Both Fitzpatrick and Pisarsky acknowledge case management should ensure the right people are present during collaboration sessions, including physicians, physical therapists, oncology teams, or whomever is appropriate for a particular patient. For the sake of accountability and excellent communication, case management also should work to find creative ways to include the patient and their family as often as possible, especially when discharge plans are discussed.

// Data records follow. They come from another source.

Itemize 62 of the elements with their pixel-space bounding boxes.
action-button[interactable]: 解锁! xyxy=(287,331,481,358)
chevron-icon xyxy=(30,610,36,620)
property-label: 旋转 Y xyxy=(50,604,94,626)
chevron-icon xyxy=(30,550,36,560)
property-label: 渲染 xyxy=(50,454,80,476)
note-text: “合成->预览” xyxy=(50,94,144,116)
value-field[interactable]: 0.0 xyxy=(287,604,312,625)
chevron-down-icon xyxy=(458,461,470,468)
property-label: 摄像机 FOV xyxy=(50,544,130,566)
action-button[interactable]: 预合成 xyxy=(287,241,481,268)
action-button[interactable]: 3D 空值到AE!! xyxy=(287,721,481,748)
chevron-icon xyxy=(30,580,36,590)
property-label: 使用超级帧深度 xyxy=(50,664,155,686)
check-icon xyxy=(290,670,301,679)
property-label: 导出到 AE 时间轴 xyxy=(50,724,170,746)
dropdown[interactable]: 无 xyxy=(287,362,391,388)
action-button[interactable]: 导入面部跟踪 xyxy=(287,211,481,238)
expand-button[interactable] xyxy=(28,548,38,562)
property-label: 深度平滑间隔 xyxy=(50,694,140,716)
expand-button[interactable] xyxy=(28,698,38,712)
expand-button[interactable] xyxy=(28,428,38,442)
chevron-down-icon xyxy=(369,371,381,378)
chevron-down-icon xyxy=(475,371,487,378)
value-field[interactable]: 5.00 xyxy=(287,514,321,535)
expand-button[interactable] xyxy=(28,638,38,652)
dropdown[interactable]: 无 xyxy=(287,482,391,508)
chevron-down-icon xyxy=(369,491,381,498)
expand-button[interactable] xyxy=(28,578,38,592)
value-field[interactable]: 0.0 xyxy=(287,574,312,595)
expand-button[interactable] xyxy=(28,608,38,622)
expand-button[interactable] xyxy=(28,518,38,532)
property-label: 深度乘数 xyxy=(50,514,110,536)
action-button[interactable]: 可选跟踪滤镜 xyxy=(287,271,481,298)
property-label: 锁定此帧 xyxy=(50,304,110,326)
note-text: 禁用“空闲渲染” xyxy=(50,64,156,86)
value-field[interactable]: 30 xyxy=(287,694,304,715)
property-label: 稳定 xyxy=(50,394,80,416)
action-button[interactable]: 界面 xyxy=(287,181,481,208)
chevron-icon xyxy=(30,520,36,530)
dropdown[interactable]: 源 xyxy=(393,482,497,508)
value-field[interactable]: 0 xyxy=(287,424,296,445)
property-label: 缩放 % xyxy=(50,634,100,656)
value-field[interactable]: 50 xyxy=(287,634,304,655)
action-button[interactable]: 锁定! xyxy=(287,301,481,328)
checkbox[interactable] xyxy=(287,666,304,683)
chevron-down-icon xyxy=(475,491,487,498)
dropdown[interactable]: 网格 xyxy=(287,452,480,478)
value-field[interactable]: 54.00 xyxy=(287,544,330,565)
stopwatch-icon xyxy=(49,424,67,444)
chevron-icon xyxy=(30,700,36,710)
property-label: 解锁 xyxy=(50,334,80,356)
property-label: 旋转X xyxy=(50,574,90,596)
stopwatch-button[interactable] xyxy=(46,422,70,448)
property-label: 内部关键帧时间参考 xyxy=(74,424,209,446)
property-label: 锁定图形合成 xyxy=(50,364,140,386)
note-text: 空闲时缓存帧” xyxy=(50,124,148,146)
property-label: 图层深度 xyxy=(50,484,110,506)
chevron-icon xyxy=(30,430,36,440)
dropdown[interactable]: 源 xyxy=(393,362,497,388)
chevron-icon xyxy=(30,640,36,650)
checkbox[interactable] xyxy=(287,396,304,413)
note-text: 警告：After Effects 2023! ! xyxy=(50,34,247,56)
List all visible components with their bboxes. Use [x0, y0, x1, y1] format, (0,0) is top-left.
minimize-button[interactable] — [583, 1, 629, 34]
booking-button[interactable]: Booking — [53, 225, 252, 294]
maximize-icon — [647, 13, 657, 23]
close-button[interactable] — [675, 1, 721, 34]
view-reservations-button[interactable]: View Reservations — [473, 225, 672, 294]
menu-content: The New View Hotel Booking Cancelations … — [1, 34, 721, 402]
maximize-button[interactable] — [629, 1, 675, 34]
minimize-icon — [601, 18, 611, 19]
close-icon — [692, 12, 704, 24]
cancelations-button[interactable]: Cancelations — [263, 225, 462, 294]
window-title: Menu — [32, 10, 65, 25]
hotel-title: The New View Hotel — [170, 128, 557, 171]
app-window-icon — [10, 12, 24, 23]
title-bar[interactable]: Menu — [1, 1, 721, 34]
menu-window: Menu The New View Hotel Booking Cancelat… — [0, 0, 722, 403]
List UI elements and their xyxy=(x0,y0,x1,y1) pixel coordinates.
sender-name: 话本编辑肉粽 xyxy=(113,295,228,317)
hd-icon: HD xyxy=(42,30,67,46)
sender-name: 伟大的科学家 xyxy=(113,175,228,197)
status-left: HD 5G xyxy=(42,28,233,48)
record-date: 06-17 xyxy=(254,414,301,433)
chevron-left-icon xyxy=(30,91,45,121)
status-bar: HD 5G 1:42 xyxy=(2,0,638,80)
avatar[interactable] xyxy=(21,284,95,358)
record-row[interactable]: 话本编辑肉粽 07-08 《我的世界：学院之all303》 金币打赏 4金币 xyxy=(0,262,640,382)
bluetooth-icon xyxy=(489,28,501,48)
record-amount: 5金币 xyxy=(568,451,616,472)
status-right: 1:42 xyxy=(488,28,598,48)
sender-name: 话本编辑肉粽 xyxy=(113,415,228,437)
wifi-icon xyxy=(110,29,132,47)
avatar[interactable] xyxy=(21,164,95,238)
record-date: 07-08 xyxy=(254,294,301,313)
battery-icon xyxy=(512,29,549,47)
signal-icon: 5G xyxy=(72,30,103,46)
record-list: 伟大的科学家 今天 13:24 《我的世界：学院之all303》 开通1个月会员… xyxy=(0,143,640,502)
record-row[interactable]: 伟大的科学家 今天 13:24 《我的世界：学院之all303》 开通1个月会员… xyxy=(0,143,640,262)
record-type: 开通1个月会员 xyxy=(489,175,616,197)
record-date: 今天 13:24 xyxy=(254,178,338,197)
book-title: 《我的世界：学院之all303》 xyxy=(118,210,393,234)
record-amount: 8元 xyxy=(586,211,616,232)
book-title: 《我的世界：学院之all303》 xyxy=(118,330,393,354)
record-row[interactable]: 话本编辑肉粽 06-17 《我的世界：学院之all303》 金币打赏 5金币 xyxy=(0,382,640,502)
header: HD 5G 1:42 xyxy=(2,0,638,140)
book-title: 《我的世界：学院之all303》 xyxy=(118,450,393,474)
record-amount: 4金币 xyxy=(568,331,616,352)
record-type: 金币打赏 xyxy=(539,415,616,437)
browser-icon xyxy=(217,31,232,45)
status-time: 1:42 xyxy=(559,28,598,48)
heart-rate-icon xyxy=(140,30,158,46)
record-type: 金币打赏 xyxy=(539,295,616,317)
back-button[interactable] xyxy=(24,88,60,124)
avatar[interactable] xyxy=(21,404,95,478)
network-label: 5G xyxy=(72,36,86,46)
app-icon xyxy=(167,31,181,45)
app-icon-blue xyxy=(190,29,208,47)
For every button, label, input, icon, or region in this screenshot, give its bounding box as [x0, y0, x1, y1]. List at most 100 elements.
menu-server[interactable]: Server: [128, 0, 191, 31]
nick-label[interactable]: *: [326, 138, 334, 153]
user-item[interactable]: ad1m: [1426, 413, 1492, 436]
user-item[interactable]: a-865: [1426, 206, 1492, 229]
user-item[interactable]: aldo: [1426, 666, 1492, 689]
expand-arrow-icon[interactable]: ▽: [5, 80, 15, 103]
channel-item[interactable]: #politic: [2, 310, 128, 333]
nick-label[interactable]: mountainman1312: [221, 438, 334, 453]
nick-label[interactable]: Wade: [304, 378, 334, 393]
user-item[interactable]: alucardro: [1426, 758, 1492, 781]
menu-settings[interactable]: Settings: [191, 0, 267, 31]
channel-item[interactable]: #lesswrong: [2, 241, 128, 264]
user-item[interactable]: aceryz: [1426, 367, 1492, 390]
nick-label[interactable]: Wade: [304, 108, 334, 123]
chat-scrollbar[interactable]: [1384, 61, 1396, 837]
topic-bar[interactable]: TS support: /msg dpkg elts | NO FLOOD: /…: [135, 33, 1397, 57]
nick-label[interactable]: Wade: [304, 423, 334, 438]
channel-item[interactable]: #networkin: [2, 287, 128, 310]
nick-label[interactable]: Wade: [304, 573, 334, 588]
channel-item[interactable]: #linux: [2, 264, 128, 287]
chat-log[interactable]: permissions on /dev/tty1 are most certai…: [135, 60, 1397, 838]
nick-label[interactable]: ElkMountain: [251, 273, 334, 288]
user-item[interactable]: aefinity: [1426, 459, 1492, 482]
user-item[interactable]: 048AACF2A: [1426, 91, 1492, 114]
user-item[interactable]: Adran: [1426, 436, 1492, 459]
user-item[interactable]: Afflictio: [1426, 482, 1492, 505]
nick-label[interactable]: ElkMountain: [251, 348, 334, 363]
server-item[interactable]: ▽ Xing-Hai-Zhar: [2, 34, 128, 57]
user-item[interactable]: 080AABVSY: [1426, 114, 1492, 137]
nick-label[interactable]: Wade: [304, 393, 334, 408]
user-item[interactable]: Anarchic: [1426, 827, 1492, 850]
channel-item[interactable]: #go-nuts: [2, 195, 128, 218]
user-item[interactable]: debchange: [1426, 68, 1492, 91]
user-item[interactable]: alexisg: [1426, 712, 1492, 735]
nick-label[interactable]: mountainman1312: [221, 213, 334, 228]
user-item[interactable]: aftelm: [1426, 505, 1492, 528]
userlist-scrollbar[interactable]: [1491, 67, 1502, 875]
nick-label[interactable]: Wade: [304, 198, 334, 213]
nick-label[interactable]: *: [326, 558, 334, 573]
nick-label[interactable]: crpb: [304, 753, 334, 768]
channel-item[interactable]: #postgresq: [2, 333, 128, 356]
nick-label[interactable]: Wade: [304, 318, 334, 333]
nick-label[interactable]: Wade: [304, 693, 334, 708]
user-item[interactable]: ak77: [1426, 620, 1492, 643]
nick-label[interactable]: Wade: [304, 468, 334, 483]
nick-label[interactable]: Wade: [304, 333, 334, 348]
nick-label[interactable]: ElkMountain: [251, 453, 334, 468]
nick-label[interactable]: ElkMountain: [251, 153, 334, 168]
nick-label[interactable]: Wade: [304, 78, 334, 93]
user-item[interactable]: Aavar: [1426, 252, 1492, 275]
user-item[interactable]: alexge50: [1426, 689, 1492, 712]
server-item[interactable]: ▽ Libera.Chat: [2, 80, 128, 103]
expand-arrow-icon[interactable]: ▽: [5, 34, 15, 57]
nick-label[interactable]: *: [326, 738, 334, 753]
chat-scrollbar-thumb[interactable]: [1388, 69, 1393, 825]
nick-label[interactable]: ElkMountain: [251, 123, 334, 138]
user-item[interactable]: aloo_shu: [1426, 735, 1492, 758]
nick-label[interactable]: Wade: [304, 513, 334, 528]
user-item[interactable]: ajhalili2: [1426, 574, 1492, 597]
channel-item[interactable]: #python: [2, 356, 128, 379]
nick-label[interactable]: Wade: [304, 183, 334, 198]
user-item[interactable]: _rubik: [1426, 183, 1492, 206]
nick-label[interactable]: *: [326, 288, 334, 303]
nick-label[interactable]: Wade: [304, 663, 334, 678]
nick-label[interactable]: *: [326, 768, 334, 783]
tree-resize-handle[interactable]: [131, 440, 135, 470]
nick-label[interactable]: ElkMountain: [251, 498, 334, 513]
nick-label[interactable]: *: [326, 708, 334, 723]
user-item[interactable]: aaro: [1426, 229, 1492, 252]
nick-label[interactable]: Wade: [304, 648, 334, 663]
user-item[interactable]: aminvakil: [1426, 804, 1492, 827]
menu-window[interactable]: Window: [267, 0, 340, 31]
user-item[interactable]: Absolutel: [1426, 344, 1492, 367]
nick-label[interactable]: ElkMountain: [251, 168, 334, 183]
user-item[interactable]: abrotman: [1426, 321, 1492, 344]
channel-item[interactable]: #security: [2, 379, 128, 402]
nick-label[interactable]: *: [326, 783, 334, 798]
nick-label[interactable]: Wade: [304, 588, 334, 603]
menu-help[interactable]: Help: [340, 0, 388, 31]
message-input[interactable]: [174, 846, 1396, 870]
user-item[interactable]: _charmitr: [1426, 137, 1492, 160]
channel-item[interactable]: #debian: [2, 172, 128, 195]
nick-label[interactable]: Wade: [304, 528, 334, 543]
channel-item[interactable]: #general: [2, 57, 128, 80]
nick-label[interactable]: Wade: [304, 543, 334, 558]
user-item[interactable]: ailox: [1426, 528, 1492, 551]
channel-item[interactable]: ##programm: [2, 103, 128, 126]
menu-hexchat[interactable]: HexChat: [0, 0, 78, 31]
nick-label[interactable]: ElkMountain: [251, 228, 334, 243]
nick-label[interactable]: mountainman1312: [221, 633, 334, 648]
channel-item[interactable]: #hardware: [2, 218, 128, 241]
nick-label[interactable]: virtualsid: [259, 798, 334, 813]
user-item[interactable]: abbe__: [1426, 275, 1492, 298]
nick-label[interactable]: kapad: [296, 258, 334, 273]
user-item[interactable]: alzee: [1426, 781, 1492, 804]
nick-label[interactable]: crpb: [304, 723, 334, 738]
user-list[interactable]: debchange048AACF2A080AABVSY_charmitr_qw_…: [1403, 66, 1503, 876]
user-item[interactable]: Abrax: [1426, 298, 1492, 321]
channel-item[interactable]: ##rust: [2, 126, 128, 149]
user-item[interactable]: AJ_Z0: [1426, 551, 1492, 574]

“We all need to be thinking, ‘How can we do this together and be more in sync with peers?’” Pisarsky says. “Sometimes, we forget that. But if we function as a nimble organization and creatively think outside of the box, we’ll win. We need to keep in mind what is best for the patient, then communicate that plan with each other, the plan for today, the rest of the stay, and any barriers to that throughput and plan.”

Some of this creative thinking comes down to quick problem-solving, Pisarsky notes. For example, if MRI machines are down, instead of accepting the delay it might cause, the team can consider where else an MRI can be performed. If the physical therapy team is overwhelmed or short-staffed, nursing might ambulate the patient instead.

“This kind of collegial work together is really helpful,” Pisarsky says. “Some organizations are doing it well. They are having those discussions all day, every day. They’re working together to meet those goals and successfully evaluate patients for discharge in order to empty out the ED and avoid having to cancel surgeries.”

After all, “it is all about the patient and providing for them the best care — the care that they deserve and need,” he says. “They are putting their lives in our hands, so we need to keep them center and foremost. That way, the patient wins every time, and that’s what we want — for them to get the services and care that they need.”

REFERENCE

  1. Kaufman Hall. The Financial Effects of Hospital Workforce Dislocation: A Special Workforce Edition of the National Hospital Flash Report. May 2022.